Brooklyn-based artist and teacher Niaren Binford is striving to highlight and depict the beauty, style and grace of women of color in her artwork.
Binford, who has loved art for as long as she can remember, is a second-grade teacher who has been teaching children art since when she was in high school.
“I started becoming an artist from when I could pick up a pencil,” said Binford. “My mom noticed my talent from when I was about 2 years old and ever since then she’s been putting me in art classes. It’s been a growing process throughout my young life.

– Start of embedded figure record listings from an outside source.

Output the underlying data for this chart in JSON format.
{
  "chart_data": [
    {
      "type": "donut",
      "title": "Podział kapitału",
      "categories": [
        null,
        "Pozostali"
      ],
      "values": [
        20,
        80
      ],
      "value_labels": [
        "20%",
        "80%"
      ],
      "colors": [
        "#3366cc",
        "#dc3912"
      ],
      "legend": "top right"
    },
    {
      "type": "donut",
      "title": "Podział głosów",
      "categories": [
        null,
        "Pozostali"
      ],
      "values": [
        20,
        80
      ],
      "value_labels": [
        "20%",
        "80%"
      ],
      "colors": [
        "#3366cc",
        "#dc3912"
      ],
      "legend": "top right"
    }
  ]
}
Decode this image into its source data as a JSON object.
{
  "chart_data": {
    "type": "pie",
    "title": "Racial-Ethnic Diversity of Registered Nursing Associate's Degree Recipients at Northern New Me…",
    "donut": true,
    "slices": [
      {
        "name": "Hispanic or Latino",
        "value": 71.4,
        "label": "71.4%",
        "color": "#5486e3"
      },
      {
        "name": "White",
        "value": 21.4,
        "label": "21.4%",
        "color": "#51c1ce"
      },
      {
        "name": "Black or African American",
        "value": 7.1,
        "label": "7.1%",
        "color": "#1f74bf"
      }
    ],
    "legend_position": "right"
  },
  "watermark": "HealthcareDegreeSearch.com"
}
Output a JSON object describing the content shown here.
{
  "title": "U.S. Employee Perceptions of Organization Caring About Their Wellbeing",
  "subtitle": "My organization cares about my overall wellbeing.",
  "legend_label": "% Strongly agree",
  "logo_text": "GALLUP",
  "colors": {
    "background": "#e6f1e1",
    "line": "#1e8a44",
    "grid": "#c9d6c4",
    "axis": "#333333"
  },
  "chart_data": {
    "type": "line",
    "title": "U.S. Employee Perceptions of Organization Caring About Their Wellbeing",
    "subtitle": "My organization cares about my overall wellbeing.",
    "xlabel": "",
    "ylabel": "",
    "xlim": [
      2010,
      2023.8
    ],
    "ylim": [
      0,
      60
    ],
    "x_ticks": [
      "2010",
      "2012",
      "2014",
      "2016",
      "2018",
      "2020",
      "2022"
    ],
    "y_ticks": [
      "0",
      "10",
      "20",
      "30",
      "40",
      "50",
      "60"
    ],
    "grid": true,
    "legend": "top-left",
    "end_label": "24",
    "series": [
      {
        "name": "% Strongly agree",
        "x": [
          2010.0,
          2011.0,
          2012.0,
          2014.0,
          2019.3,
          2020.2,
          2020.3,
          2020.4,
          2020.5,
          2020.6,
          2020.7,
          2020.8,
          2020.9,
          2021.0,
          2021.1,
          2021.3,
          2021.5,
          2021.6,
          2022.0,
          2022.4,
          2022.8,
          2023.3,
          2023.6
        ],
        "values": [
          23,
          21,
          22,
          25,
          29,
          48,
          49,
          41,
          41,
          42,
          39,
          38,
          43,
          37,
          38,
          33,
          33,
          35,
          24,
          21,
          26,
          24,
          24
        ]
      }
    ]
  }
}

“When I was in fourth grade, I had a teacher who gave me a compliment that I was a good artist, and she always pushed me into the art field. Ever since then I’ve been in arts—anything that has to do with the arts, I am in it.”
Having graduated from Adelphi University with her BA in arts and MA in education, Binford enjoys working with many different elements of arts, such as painting, drawings, murals, designs, illustration and mixed media collage. She is best known for her drawings of female subjects and draws her inspiration from everyday life and walking through the streets of New York City. Binford created a series called the “Curly Girl Series,” which is inspired by women of color from many walks of life.
“My ‘Curly Girl Series’ is all about giving Black women a place in the art world,” stated Binford. “As I was growing up and as an African-American woman, in my college I didn’t see a lot of African-Americans being portrayed in art. It was always European and classical ideals of beauty. In college I didn’t learn how to paint Black skin. I made it my mission to give Black women a place in the art world.”
Binford’s artwork has been featured in various exhibitions in Brooklyn. She also does shows around New York City. Binford has worked on independent projects with various clients and has illustrated several children’s books. She is currently illustrating a new children’s book and is continuing to work on her “Curly Girl Series.”
“I believe that artists have a big role in changing society because art imitates life,” said Binford. “Painting and capturing the true essence of a person is freeing, and that is a part of what makes art beauty.”